Il n’y a plus en moi la fierté d’être Français. Elle a disparu hier soir à 22 heures, doucement, sans bruit, comme s’en va le soleil derrière un nuage. Je doute que l’éclaircie soit pour demain!
Comment en suis-je arrivé là? très simplement et surtout beaucoup plus vite que je ne l`aurais jamais imaginé.
Tout a commencé en avril 2002 quand je vois que beaucoup de mes compatriotes votent pour le mal, celui qu’on croyait avoir mis à la porte en 1945, celui avec qui l’on pensait en avoir fini! Le mal à qui les medias donnent la parole, celui que l’on banalise comme Hitler le fut...Celui qui incarne et charrie dans son sillage le négationisme, le racisme, la lâcheté,
l’agressivité, le populisme malsain, la peur des autres tout simplement (qu’il s’agisse du maghrébin hier ou du polonais aujourd’hui) et tous ces maux qui ont fait de l’Europe un champ de ruines et de nos grands-parents des survivants. Combien de Françaises et de Français, en oubliant bien vite le passé, se sont-ils empressés de propulser cette gangraine à l’Elysée? Car il s’agit bien d’une gangraine qui rogne la démocratie de mon pays. Cette maladie qui ne laisse aucun répit à sa victime; cette maladie qui, non contente d’attaquer l’essence même de ma patrie, en profite pour faire remonter à la surface les odeurs nauséabondes d’un nationalisme primaire et vénéneux. Mon dégout est apparu en avril 2002. Et il n’a cessé de croître depuis.
Cela fait bien longtemps que je ne vis plus en France mais je gardais cette pointe de chauvinisme (surtout lors des rencontres sportives) et cette arrogance typiquement de chez nous.
Eh bien, c’est fini! Basta! J’ai jeté le bébé avec l’eau du bain et, passé les petits pincements au coeur du début, je n’hésite plus une seule seconde à critiquer cette France qui se veut être une grande puissance mais n’en a plus ni les moyens, ni l’envie, ni le courage humain et politique.

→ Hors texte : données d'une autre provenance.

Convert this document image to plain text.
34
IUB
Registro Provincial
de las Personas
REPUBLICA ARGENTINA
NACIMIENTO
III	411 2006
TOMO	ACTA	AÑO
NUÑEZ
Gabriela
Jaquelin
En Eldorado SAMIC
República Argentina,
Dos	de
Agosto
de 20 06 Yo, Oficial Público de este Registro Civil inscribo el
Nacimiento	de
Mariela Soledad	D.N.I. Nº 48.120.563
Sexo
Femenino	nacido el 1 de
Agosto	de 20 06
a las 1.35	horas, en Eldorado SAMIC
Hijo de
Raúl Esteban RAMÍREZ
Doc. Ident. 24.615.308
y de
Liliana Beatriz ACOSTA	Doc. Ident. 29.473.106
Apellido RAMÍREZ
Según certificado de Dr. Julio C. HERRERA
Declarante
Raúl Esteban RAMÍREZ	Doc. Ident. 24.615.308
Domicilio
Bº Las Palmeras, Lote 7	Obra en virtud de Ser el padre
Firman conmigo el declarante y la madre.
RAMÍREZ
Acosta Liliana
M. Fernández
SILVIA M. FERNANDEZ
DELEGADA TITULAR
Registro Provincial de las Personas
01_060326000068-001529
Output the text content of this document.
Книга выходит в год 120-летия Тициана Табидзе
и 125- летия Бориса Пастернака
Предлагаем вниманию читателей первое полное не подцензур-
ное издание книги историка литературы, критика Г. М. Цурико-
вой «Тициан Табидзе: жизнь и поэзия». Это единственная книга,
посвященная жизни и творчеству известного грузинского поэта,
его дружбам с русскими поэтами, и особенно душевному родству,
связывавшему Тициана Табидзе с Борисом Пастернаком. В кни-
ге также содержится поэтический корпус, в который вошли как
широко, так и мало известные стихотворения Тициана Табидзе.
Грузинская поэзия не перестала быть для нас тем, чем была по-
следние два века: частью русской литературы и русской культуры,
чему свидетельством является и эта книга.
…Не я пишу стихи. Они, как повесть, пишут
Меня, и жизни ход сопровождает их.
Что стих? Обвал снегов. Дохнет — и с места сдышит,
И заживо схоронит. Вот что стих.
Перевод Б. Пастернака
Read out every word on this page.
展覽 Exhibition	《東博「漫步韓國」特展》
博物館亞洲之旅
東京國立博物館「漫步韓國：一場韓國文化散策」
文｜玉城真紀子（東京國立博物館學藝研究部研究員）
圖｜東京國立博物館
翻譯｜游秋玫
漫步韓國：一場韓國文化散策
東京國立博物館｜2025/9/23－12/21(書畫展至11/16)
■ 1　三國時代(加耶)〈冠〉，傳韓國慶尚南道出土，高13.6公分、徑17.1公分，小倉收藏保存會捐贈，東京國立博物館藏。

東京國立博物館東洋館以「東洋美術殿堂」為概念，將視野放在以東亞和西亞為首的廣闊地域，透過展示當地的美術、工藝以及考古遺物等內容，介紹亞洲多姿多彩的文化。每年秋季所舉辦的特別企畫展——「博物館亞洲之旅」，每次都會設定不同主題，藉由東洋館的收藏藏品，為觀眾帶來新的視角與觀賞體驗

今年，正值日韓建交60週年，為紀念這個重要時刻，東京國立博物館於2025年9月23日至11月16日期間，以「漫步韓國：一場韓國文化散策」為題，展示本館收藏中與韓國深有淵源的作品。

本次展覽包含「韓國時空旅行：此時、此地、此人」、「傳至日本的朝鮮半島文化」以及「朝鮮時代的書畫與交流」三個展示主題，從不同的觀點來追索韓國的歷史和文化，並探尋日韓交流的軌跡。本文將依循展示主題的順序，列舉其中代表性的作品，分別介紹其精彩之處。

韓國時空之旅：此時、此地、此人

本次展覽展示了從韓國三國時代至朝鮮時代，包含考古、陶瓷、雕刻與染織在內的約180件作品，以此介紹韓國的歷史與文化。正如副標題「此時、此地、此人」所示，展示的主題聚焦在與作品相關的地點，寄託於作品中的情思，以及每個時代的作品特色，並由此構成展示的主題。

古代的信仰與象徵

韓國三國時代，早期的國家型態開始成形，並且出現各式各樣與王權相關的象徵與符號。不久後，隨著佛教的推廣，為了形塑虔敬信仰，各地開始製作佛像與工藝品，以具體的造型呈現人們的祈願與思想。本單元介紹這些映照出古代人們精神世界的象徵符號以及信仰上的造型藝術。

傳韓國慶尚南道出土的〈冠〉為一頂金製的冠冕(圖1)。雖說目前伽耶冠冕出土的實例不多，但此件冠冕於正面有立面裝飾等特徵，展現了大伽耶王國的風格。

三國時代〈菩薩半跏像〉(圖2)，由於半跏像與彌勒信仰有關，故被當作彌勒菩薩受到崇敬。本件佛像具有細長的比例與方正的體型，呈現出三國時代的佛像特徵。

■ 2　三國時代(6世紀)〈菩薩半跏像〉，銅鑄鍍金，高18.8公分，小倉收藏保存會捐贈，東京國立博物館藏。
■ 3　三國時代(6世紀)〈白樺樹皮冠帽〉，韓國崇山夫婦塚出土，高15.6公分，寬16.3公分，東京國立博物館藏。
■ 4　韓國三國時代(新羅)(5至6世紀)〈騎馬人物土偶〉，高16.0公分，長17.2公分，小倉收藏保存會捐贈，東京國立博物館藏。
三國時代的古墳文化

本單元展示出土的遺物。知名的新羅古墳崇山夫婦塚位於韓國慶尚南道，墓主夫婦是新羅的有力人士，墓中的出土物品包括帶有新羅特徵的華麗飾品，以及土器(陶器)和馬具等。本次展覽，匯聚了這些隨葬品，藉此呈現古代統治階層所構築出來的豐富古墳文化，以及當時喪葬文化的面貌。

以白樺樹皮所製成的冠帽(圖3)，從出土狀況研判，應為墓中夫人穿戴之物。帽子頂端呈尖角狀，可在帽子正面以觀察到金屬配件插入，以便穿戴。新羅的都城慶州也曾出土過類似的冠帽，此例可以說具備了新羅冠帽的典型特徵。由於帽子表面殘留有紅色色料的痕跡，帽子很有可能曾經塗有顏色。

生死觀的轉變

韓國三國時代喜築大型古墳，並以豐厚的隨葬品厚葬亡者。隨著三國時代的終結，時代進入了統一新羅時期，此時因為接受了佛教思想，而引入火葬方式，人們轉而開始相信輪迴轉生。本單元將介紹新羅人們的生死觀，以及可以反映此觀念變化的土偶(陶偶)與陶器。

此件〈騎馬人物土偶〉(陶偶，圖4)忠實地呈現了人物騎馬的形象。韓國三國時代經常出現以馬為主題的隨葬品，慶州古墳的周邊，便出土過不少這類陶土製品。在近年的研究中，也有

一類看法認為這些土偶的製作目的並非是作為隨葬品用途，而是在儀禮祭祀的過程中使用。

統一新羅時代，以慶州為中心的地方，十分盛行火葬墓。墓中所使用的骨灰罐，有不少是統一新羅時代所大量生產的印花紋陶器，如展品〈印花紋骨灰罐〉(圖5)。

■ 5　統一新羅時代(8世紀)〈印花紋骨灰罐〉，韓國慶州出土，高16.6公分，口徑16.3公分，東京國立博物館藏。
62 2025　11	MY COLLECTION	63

S’il ne s’agissait encore que de puissance, cela ne serait après tout qu’une question de fierté mais c’est plus que cela...bien plus profond et insidieux. Un savant mélange d’archaïsme vénéré, de peur infantile de l’avenir, d’endoctrinement, de laxisme à haute dose...Bref une société qui ne sait pas et ne veut pas évoluer et qui est prête à sacrifier ses générations futures sur l’hôtel de la lutte des classes. En France, qu’il est bon de se gargariser de cols bleus et blancs, de drapeaux rouges...Comme c’est à la mode de parler aux ouvriers, de cracher sur les employeurs, d’opposer travail et mérite...Il est ensuite aussi très facile de critiquer les progrès de la doctrine créationiste aux USA. Encore faudrait-il admettre que les néo-conservateurs n’ont pas le monopole de la manipulation! Ma France est malade. Je ne la reconnais pas, je ne la comprends pas et ... je ne cherche plus à la comprendre. Le bateau Europe a pris la mer il y a près de 50 ans. La France a sauté à l’eau... En ce qui me concerne, elle peut bien couler...Cela ne me fera plus ni chaud ni froid. Peut-être qu’après tout, il y a
bien une vieille Europe...celle ou les vieilles pierres ne sont pas les seules à survivre!